Another way we can see the power of intersection is in DMCA takedowns. There is a strong incentive/tradition of protecting property in the US. It is stronger than protecting against negative PR (which would be censorship, although there is a consistent effort to conflate the two).

Interestingly enough, union can also be used as an operation of censorship. This is like those scenes in spy movies when a legal document is requested and a box truck brings in filing cabinets full of not so relevant information to obscure the basic facts. Zeynep Tufekci argues similarly in the context of how covering all sides (including lies) of a situation acts as censorship. And really, if lies are given even the same attention as reality (even without the man-bites-dog exceptions), the same influence, and the same interface/design (eg. tweets basically all look the same structurally), then lies absolutely win. They are cheaper to produce, and imagination is bigger than reality.

Absorbing elements are scary. Fearmongering over union/join (anything goes, ⊤, being the absorbing element) drive fear over people who aren't like us (for some vague notion of "us" and what it is like to "be" us). Fearmongering over intersection/meet (nothing, ⊥, being the absorbing element) drive fear of a consent-based, intersectional culture when you "just can't say/do anything anymore." More broadly (held by capitalists on "both sides"), if wealth doesn't obligate others to you, then what is the use of money?
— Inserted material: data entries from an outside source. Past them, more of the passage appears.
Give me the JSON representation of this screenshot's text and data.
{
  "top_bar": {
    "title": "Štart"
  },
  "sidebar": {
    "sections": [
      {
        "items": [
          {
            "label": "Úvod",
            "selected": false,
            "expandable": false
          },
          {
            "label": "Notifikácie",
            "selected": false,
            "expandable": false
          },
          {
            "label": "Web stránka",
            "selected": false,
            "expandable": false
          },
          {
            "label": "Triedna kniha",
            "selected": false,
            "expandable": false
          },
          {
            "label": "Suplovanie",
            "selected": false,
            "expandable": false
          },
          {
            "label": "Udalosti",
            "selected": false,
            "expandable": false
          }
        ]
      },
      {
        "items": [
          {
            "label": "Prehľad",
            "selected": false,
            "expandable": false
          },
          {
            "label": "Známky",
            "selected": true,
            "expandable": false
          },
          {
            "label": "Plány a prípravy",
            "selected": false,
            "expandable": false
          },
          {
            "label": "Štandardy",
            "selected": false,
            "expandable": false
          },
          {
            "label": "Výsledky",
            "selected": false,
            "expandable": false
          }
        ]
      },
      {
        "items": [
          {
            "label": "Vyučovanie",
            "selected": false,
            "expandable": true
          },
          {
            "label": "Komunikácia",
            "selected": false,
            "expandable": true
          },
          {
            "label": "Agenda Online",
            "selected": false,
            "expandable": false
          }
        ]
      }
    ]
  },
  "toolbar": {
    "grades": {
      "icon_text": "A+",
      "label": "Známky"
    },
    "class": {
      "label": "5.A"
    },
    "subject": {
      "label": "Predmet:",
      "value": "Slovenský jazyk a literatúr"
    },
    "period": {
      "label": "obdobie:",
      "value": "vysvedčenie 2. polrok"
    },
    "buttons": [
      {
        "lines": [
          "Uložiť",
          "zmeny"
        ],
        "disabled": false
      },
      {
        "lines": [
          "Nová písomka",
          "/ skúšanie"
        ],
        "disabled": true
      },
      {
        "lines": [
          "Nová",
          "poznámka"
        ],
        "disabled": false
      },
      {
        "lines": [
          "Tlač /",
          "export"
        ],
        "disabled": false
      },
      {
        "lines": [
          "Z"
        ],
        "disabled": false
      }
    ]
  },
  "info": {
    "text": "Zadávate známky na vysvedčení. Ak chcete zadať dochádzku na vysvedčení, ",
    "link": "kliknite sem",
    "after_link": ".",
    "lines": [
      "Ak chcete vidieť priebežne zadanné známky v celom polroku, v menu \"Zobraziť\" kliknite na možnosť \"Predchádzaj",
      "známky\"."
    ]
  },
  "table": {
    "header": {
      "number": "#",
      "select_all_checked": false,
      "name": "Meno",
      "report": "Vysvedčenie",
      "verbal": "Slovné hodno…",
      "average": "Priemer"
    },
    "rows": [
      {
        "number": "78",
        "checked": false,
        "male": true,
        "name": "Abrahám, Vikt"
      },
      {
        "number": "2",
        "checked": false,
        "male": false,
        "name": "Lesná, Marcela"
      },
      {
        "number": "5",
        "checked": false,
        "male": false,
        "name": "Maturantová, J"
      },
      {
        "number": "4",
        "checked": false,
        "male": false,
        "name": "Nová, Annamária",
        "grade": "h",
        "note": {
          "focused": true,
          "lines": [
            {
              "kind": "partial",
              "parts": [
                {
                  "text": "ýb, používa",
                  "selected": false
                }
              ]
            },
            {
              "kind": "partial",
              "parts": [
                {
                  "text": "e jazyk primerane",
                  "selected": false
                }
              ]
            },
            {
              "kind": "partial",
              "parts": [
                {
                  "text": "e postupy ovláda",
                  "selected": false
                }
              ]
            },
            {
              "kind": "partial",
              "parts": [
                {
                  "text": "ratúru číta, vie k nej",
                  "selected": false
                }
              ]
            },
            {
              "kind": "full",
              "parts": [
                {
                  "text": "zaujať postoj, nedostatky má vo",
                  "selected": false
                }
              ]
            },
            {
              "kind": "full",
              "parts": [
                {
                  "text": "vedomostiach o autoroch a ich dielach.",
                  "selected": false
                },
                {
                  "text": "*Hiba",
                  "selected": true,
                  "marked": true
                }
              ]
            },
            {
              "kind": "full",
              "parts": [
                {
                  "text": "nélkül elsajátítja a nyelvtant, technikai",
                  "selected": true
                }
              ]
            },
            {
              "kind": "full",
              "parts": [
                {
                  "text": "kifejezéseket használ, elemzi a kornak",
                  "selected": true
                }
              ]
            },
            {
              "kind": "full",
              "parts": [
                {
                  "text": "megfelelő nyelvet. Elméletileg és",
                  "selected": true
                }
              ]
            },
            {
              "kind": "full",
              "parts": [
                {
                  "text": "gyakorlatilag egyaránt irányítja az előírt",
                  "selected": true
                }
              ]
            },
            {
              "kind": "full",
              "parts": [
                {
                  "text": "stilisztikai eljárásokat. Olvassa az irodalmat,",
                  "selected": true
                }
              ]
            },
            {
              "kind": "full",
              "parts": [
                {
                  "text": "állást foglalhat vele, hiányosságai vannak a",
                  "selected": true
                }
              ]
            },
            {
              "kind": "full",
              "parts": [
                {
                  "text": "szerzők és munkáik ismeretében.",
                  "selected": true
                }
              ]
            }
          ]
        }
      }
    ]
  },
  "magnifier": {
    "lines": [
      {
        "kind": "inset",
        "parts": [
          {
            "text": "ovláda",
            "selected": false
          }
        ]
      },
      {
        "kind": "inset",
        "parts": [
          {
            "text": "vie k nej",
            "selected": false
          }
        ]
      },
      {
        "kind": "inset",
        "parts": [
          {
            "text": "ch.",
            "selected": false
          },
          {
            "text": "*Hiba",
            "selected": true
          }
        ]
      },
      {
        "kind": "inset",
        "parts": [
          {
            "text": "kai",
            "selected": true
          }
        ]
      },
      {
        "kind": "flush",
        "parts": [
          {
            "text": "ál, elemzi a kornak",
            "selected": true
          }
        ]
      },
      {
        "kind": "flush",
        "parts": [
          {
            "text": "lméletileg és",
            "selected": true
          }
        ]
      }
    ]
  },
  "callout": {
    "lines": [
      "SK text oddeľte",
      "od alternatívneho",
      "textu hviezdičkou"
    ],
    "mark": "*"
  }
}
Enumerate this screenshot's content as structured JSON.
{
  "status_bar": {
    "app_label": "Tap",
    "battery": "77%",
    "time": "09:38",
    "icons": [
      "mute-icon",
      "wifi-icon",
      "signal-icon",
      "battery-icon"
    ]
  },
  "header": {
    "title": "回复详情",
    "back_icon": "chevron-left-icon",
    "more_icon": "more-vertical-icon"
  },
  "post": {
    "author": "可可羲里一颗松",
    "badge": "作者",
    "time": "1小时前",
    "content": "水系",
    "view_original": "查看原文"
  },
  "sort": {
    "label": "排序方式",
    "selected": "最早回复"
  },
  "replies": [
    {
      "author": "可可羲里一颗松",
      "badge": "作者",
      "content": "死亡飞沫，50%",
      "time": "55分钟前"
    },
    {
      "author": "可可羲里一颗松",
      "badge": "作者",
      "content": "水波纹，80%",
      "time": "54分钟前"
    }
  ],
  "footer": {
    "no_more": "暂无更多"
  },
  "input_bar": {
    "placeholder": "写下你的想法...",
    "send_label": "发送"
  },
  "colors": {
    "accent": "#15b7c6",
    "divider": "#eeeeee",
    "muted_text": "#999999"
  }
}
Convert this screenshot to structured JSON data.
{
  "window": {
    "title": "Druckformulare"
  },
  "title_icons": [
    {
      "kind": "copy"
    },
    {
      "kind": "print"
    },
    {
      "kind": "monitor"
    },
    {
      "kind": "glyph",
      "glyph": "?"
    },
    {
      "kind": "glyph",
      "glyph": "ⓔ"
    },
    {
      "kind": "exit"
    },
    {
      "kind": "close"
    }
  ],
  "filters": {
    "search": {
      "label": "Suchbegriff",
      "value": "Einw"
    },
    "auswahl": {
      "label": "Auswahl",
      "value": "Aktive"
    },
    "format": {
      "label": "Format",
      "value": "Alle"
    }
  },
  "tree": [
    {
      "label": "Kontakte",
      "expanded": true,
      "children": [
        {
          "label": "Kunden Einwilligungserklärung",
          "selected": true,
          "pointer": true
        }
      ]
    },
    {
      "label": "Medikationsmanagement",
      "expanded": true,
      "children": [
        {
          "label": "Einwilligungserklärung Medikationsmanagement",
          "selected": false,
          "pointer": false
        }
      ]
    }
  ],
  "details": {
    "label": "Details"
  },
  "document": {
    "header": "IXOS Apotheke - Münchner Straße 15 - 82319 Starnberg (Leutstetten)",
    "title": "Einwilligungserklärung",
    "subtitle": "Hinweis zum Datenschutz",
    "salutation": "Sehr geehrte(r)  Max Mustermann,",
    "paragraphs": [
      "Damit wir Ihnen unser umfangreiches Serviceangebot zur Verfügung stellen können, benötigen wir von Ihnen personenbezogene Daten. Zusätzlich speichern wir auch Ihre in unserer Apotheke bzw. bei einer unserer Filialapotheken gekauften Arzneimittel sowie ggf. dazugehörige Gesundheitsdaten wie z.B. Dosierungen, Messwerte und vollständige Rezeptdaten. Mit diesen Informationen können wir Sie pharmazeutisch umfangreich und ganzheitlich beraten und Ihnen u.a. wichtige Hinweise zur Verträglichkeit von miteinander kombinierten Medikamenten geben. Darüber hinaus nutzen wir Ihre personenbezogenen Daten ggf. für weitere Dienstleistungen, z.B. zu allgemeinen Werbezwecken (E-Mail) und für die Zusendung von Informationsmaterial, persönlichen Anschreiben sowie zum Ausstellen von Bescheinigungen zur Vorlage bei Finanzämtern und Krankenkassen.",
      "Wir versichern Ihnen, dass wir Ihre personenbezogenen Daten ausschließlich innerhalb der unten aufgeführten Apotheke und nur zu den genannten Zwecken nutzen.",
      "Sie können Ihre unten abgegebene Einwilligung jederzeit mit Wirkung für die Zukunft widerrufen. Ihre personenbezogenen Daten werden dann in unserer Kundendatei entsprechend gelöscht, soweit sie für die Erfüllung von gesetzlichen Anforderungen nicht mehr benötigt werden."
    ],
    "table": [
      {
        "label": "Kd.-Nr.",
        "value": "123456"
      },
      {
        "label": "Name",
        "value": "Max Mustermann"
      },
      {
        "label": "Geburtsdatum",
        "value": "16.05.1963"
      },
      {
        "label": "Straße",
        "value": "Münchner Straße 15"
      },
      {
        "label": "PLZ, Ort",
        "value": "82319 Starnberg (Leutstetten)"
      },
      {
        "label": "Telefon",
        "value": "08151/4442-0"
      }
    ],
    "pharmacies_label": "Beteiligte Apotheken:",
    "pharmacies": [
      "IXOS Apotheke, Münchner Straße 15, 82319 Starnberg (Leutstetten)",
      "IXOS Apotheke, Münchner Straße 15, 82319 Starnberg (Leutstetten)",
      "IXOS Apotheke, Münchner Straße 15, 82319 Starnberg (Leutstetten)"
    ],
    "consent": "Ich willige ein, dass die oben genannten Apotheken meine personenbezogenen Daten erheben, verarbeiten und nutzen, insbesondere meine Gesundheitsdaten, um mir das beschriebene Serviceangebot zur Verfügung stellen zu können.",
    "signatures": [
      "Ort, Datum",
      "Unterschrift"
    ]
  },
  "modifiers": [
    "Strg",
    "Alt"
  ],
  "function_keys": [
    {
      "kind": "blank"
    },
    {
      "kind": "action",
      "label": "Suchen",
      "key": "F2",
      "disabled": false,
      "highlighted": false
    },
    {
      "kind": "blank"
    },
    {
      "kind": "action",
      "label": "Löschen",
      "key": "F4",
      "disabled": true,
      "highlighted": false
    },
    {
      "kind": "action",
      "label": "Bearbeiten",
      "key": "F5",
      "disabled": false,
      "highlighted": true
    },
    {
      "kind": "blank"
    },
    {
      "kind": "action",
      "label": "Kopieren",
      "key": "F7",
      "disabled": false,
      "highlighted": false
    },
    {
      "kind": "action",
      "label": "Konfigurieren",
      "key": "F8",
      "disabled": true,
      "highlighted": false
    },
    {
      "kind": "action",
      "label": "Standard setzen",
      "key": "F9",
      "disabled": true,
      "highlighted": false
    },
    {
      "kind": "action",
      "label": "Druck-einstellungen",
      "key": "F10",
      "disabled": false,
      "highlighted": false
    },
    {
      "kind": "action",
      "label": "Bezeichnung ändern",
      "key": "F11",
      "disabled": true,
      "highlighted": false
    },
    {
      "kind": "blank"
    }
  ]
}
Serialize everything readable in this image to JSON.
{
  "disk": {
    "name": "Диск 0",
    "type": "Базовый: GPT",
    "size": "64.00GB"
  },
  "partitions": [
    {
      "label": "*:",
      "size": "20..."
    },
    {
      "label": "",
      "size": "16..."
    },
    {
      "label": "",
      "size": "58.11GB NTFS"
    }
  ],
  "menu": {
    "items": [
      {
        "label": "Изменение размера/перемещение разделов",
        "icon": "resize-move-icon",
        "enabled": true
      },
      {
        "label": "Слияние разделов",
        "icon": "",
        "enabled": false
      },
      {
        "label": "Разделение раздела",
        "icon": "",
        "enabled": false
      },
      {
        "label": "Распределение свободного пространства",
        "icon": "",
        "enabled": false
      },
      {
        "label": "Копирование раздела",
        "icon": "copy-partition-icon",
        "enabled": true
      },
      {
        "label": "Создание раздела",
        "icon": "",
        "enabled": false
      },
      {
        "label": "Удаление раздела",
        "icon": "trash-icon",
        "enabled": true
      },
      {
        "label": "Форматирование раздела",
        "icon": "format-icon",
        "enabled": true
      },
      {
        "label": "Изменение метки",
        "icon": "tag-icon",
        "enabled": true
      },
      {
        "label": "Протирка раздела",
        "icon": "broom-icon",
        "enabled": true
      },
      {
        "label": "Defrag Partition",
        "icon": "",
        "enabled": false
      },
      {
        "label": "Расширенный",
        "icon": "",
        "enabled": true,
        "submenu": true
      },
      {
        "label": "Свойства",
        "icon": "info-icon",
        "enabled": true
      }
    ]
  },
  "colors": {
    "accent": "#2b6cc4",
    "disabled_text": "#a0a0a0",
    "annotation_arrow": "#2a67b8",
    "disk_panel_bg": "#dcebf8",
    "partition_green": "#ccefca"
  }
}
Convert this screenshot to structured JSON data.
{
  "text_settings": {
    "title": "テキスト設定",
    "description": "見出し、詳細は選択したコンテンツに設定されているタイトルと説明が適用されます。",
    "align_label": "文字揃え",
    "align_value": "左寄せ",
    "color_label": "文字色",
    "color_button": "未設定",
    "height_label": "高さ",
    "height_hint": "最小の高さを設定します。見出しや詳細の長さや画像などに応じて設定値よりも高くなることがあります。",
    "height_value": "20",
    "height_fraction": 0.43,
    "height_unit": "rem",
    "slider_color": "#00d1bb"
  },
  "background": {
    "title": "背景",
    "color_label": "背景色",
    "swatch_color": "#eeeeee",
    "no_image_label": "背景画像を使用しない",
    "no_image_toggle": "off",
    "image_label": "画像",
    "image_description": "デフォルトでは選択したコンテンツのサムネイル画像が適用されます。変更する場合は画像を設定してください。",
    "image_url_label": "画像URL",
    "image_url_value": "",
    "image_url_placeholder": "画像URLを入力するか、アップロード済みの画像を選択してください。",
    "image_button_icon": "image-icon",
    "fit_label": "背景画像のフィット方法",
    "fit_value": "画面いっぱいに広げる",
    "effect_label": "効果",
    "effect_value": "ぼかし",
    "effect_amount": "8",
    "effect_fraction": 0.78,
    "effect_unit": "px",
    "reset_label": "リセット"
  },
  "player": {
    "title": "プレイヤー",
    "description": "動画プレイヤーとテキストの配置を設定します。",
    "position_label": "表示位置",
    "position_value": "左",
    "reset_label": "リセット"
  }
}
I think these viewpoints are dangerous and awful, but I have my own absorbing elements to worry about. A "vicious cycle" where one outcome captures all others is an absorbing element of a markov chain. Wealth and power hording are an example of this. Outrage-driven systems like youtube recommendations are another. A planet that warms itself in part because it has already warmed itself is another.